La délocalisation implique plus de transport dans les deux sens (souvent maritime mais parfois aérien en cas d’urgence) et des surfaces supplémentaires d’entrepôts en Europe.
Sauf à prendre des mesures fortes contre la mondialisation, qui impliqueront nécessairement une inflation sur de nombreuses catégories de produits, ou une baisse sensible des salaires permettant de produire à nouveau en France, ce qui aurait d’autres conséquences, une solution intermédiaire, permettant de réduire les coûts environnementaux, consiste à délocaliser moins loin. C’est ainsi le cas de l’Europe de l’Est, et du bassin méditerranéen. De nombreux groupes, tels Zara, ont choisi cette option qui leur permet d’apporter beaucoup plus de flexibilité. Certes, les salaires sont plus élevés qu’au Bangladesh, les réglementations plus contraignantes. Mais les délais de transport sont réduits, par conséquent l’impact environnemental. Le Maroc et la Tunisie, territoires traditionnels de délocalisation textile, ont été délaissés au profit de pays d’Asie à coût de main d’œuvre encore plus bas. Un cheminement inverse semble possible, avant d’imaginer que nous retrouvions dans nos pays des usines textiles.

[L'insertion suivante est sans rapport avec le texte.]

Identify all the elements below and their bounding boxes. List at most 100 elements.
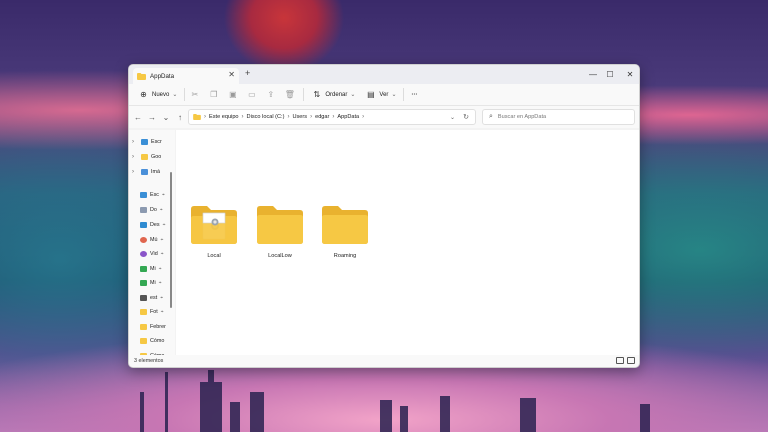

Un déplacement progressif vers des usines plus proches permet aussi, dans ces pays émergents de proximité de la zone Europe, de pouvoir faire en sorte qu’une partie de la production locale soit consommée dans le pays ou dans la zone, venant alors aider au développement de ces pays et à une consommation plus locale.
Ces flux sont alors des flux locaux, d’une usine délocalisée vers un marché de proximité.
L’e-commerce, le cross-canal, la réactivité demandée par le consommateur sont des facteurs qui inciteront les enseignes à revenir vers une fabrication de proximité, avec moins de stock, plus de réactivité… et moins d’impact environnemental.